Content and Commerce AI is in beta. The documentation is subject to change.
Content and Commerce AI is a set of AI services that allow you to extract intelligent features from your content, organize and streamline content flow, and deliver more impactful, personalized experiences to your customers.
All brands strive to deliver a perfect customer experience. You're constantly trying to find better answers all aspects of your customer touchpoints.
Content is an essential component of these experiences. To better answer marketing questions, you must understand content and your customers' interactions with it. With Content and Commerce AI, you can learn what features of the content you provide resonates with your customers. Using these insights allows you to personalize experiences and boost KPIs.
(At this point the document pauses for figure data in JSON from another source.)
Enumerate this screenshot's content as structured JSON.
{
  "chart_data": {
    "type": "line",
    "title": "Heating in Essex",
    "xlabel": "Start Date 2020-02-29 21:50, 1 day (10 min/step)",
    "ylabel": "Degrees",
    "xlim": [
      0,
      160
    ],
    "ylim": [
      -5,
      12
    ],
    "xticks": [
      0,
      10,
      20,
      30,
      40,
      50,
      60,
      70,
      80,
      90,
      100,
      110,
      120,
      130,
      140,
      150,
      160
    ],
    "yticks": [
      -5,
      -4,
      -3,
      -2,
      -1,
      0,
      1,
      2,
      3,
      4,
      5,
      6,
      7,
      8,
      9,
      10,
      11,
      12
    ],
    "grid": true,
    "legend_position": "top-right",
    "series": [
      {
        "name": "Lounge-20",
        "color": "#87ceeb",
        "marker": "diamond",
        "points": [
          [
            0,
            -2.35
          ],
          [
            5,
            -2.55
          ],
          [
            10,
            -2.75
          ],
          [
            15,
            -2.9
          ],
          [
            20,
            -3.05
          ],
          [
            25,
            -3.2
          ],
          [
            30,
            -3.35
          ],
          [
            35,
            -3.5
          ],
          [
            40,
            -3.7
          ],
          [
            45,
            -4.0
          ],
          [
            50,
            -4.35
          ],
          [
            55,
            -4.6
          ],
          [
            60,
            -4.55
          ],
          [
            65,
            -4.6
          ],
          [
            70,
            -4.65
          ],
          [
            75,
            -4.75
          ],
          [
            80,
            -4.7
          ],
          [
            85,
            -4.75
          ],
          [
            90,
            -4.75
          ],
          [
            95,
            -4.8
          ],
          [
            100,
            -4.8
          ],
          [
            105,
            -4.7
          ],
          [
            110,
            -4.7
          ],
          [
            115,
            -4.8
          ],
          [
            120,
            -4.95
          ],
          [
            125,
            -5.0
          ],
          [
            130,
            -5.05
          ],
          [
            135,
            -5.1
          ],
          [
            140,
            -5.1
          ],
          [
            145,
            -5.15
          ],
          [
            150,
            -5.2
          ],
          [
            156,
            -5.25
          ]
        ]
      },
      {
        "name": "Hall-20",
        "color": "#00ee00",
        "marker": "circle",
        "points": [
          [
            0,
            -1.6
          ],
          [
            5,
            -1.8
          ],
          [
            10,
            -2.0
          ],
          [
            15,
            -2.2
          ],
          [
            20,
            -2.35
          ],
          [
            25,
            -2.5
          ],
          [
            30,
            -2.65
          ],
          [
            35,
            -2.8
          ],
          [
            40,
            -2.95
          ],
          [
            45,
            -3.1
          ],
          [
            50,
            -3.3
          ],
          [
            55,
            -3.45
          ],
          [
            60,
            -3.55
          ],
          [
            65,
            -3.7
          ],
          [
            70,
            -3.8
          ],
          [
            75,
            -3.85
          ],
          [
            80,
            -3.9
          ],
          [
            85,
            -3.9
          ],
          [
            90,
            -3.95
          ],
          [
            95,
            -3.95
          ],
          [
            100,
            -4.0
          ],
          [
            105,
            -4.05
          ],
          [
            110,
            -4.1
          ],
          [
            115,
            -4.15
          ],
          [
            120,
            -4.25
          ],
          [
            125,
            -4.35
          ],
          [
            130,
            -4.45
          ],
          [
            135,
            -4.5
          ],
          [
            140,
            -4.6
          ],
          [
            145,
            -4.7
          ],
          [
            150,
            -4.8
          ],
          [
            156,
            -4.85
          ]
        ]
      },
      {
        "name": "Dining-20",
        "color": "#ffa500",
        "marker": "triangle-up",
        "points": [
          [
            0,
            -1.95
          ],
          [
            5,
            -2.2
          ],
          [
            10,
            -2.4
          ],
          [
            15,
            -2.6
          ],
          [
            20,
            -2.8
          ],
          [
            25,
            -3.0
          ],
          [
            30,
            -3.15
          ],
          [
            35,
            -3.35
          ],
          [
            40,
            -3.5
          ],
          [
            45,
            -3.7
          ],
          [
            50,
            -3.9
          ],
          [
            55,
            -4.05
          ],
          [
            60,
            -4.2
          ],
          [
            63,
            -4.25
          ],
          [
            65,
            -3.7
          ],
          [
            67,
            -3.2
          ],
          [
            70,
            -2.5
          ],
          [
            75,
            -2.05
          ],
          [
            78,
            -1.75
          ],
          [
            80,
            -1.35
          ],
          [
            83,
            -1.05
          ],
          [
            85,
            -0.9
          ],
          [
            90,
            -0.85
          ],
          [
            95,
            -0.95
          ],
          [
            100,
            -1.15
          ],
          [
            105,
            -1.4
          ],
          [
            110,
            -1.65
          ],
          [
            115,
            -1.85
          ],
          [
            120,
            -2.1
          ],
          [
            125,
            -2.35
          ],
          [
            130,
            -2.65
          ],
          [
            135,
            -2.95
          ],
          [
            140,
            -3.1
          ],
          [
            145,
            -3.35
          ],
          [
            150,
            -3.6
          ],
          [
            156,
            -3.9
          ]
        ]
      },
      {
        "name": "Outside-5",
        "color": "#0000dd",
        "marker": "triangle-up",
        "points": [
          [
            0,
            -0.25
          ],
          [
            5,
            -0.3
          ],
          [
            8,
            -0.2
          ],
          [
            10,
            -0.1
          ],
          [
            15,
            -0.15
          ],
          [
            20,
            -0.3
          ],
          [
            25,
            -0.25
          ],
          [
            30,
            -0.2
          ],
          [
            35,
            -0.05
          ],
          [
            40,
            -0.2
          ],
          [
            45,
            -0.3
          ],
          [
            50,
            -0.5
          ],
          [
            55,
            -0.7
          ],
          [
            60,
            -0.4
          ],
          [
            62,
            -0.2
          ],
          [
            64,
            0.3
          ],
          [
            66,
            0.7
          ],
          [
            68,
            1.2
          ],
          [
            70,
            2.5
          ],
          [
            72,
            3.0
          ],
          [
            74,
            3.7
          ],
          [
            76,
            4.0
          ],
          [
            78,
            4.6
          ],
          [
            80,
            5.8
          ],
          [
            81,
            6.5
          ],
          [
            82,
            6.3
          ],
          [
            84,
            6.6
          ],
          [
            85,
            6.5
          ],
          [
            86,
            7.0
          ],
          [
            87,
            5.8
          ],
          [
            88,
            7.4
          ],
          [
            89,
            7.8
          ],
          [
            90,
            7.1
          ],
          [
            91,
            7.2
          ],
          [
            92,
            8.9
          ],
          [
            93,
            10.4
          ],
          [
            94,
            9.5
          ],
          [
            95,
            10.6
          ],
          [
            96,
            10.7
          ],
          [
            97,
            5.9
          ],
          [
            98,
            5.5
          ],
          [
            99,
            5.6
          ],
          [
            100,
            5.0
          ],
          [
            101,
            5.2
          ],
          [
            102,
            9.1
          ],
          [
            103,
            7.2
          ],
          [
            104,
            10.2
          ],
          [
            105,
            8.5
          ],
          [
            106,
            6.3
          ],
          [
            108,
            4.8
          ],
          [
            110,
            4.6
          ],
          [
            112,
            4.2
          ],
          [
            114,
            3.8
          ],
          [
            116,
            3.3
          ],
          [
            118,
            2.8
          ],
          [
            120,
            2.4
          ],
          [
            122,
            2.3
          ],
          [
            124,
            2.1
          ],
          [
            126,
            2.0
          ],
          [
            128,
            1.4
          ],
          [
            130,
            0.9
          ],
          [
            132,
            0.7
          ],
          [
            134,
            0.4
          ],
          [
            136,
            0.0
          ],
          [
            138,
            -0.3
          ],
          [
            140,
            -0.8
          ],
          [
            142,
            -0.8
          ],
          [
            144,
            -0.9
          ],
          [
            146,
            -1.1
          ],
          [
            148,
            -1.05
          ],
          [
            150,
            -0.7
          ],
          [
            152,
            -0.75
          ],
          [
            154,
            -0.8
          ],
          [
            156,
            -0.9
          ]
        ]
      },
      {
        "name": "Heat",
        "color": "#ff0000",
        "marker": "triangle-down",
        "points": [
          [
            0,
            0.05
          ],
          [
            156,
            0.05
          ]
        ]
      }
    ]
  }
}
Content and Commerce AI service functionalities

Content Type
Features
Overview of functionality
Text
- Keyword & Entity extraction
- Custom classifiers
- Automatically extract keywords and tags from enterprise documents and webpages using an out-of-the-box AI service.
- Automatically label an enterprise's documents or webpages per a corporate taxonomy using a service built on custom AI models.
Images
- Visual recommendations
- Color extraction
- Deliver visually similar product recommendations to consumers, powered by an AI model developed on intuitive product features (design, color, shape).
- Accurately extract dominant colors (labels and hex values) and their weightage from a product image.

Understanding Content and Commerce AI

The overall vision of Content and Commerce AI is broken down into three steps to realize optimal customer engagement and maximize customer-driven KPIs.
For Beta, Content and Commerce AI is focusing on testing the foundation step in the journey (step 1). Steps 2 and 3 are expected to be documented in a subsequent release and are not expanded upon in the current documentation.
Step 1: Understanding the content
  • Extract intelligent features and metadata.
  • Organize content (tag, categorize, group, de-duplicate).
  • Associate content data with assets.
Step 2: Understanding the customer
  • Associate customer's actions with content features.
  • Get customer's preferences and affinities from content and actions.
  • Add preferences to customer's profile.
Step 3: Enabling experience optimization
  • Use customer's profile to deliver improved, personalized experiences, in session and for subsequent experiences.
  • Use content features to gain insights into customers' behaviors that drive KPI's.
  • Use content insights for improved content creation, authoring, and selection.